Solwold appreciated that Jones had the courtesy to contact him with his plan and the route he wanted to take.
“I knew it would be fine as long as I walk with them and show them that we’re listening,” Solwold said. “That’s the important thing. We all have a lesson to learn.”
Solwold said he canceled plans to go out of town so he could be sure to walk with the protesters. “You got to be willing to stand in the middle and listen to both sides, otherwise you really shouldn’t be doing this job.”
The job of the police is “to communicate and deescalate,” Solwold continued. The department will have classes on de-escalation, “just as a reminder.”
He agrees that what happened to George Floyd was an injustice. “We have to make sure that kind of thing doesn’t happen again. We are not judge and jury out on the street. We have to take a situation under control, and the person will have their day in court.”
In Centennial Park, Jones told the crowd about an incident that happened to him two years ago “not even three cities over” when he was pulled over by a police officer and he started having a panic attack.
“The way I was raised, when you see a police officer get out of his car, it might be the last time you see anything,” he said.
The officer handed him a ticket and said, “You see what happens when you just comply? I don’t understand why it’s so hard for you people.”
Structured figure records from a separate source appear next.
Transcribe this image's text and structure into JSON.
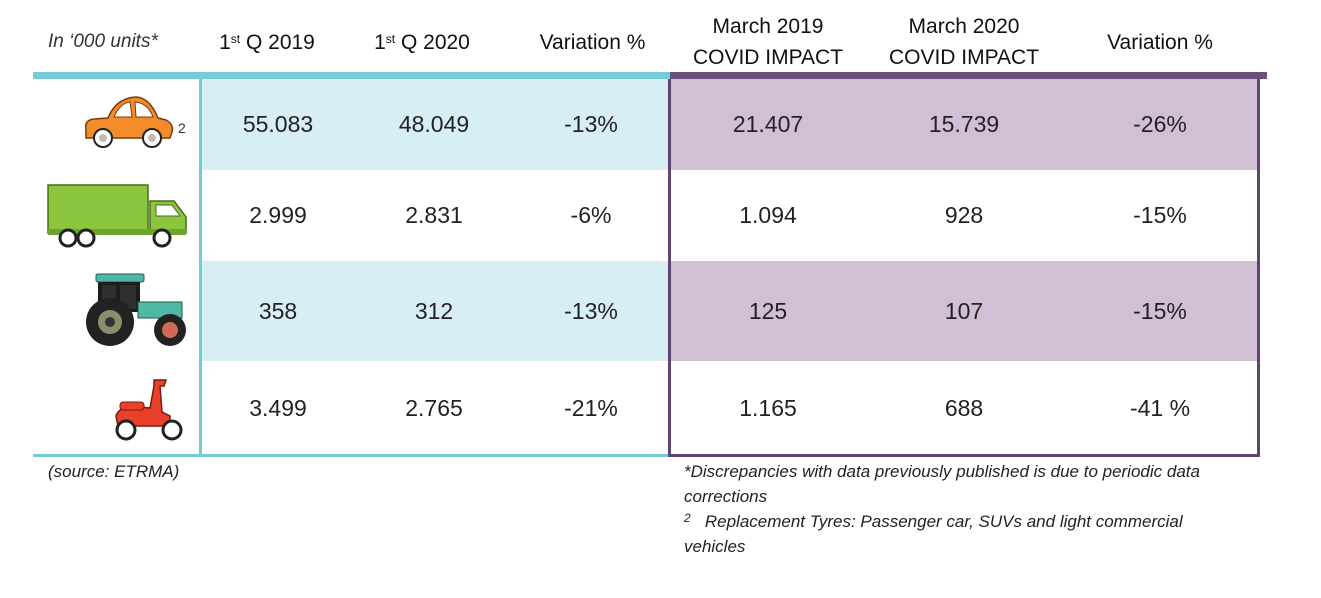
{
  "header": {
    "units_label": "In ‘000 units*",
    "columns": [
      {
        "main": "1",
        "sup": "st",
        "rest": " Q 2019"
      },
      {
        "main": "1",
        "sup": "st",
        "rest": " Q 2020"
      },
      {
        "line1": "Variation %"
      },
      {
        "line1": "March 2019",
        "line2": "COVID IMPACT"
      },
      {
        "line1": "March 2020",
        "line2": "COVID IMPACT"
      },
      {
        "line1": "Variation %"
      }
    ]
  },
  "colors": {
    "left_header_line": "#76cbd9",
    "left_band": "#d7eef4",
    "right_header_line": "#6b4f7b",
    "right_band": "#d1bfd6",
    "right_border": "#5e4670",
    "car": "#f28c2a",
    "truck": "#8cc63f",
    "tractor_cab": "#4fb8a6",
    "scooter": "#e8402a"
  },
  "rows": [
    {
      "icon": "passenger-car-icon",
      "icon_note": "2",
      "q1_2019": "55.083",
      "q1_2020": "48.049",
      "var_q": "-13%",
      "mar_2019": "21.407",
      "mar_2020": "15.739",
      "var_mar": "-26%"
    },
    {
      "icon": "truck-icon",
      "q1_2019": "2.999",
      "q1_2020": "2.831",
      "var_q": "-6%",
      "mar_2019": "1.094",
      "mar_2020": "928",
      "var_mar": "-15%"
    },
    {
      "icon": "tractor-icon",
      "q1_2019": "358",
      "q1_2020": "312",
      "var_q": "-13%",
      "mar_2019": "125",
      "mar_2020": "107",
      "var_mar": "-15%"
    },
    {
      "icon": "scooter-icon",
      "q1_2019": "3.499",
      "q1_2020": "2.765",
      "var_q": "-21%",
      "mar_2019": "1.165",
      "mar_2020": "688",
      "var_mar": "-41 %"
    }
  ],
  "footer": {
    "source": "(source: ETRMA)",
    "note1": "*Discrepancies with data previously published is due to periodic data corrections",
    "note2_marker": "2",
    "note2": "Replacement Tyres: Passenger car, SUVs and light commercial vehicles"
  },
  "chart_data": {
    "type": "table",
    "units": "In ‘000 units*",
    "columns": [
      "1st Q 2019",
      "1st Q 2020",
      "Variation %",
      "March 2019 COVID IMPACT",
      "March 2020 COVID IMPACT",
      "Variation %"
    ],
    "rows": [
      {
        "category_icon": "passenger-car-icon",
        "values": [
          "55.083",
          "48.049",
          "-13%",
          "21.407",
          "15.739",
          "-26%"
        ]
      },
      {
        "category_icon": "truck-icon",
        "values": [
          "2.999",
          "2.831",
          "-6%",
          "1.094",
          "928",
          "-15%"
        ]
      },
      {
        "category_icon": "tractor-icon",
        "values": [
          "358",
          "312",
          "-13%",
          "125",
          "107",
          "-15%"
        ]
      },
      {
        "category_icon": "scooter-icon",
        "values": [
          "3.499",
          "2.765",
          "-21%",
          "1.165",
          "688",
          "-41 %"
        ]
      }
    ]
  }
}
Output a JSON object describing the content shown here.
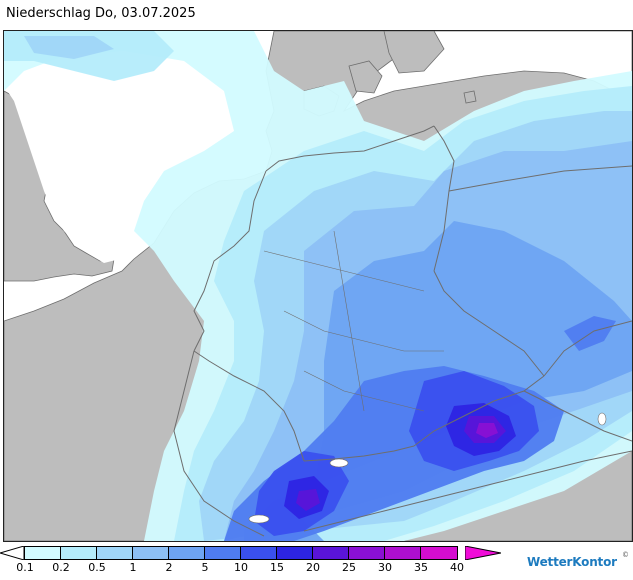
{
  "title": "Niederschlag Do, 03.07.2025",
  "brand": "WetterKontor",
  "brand_mark": "©",
  "colors": {
    "land": "#bdbdbd",
    "sea": "#ffffff",
    "border": "#6e6e6e",
    "c01": "#d2fbff",
    "c02": "#b4ecfb",
    "c05": "#a0d6f8",
    "c1": "#8dc0f5",
    "c2": "#6ea4f2",
    "c5": "#4f7cf0",
    "c10": "#3a50ee",
    "c15": "#2d24e3",
    "c20": "#5a14d8",
    "c25": "#8a10d4",
    "c30": "#ad0fd0",
    "c35": "#d40dd0",
    "c40": "#f00cd8"
  },
  "legend": {
    "ticks": [
      "0.1",
      "0.2",
      "0.5",
      "1",
      "2",
      "5",
      "10",
      "15",
      "20",
      "25",
      "30",
      "35",
      "40"
    ]
  }
}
Jones felt that if he would have questioned why he was getting a ticket, the officer could have killed him and nothing would have happened because no one would have witnessed it. “He got back in his car, he drove away, but I sat in my car and I cried for ten minutes straight. I was terrified. And that’s a fear that stays with you. That’s a fear that stays with me every single day.”
Greg Myers, a black Oxford resident and father who attended the last protest, showed the crowd his blue and gold Oxford baseball cap.
“Every time I go out for a walk,” Myers said, “I make certain I have this hat on, because I don’t want anybody to think I don’t belong here. Because if I walk out like this,” Myers took the hat off, “people may look at me strange.”
Pastor Donnelly preached about peace and justice, and how to have effective dialogue. He then offered a prayer for “a transformation of hearts.”
Jones led a moment of silence for all those who have lost their lives through police brutality. Everyone present raised their hands in the air for a full minute.
The crowd peacefully dispersed from the park at about 1 p.m.
Afterward, some regathered for an informal rally at 1 S. Glaspie St. on the corner of Glaspie and Burdick St. The rally was organized by Be the Change Oxford, a local activist group.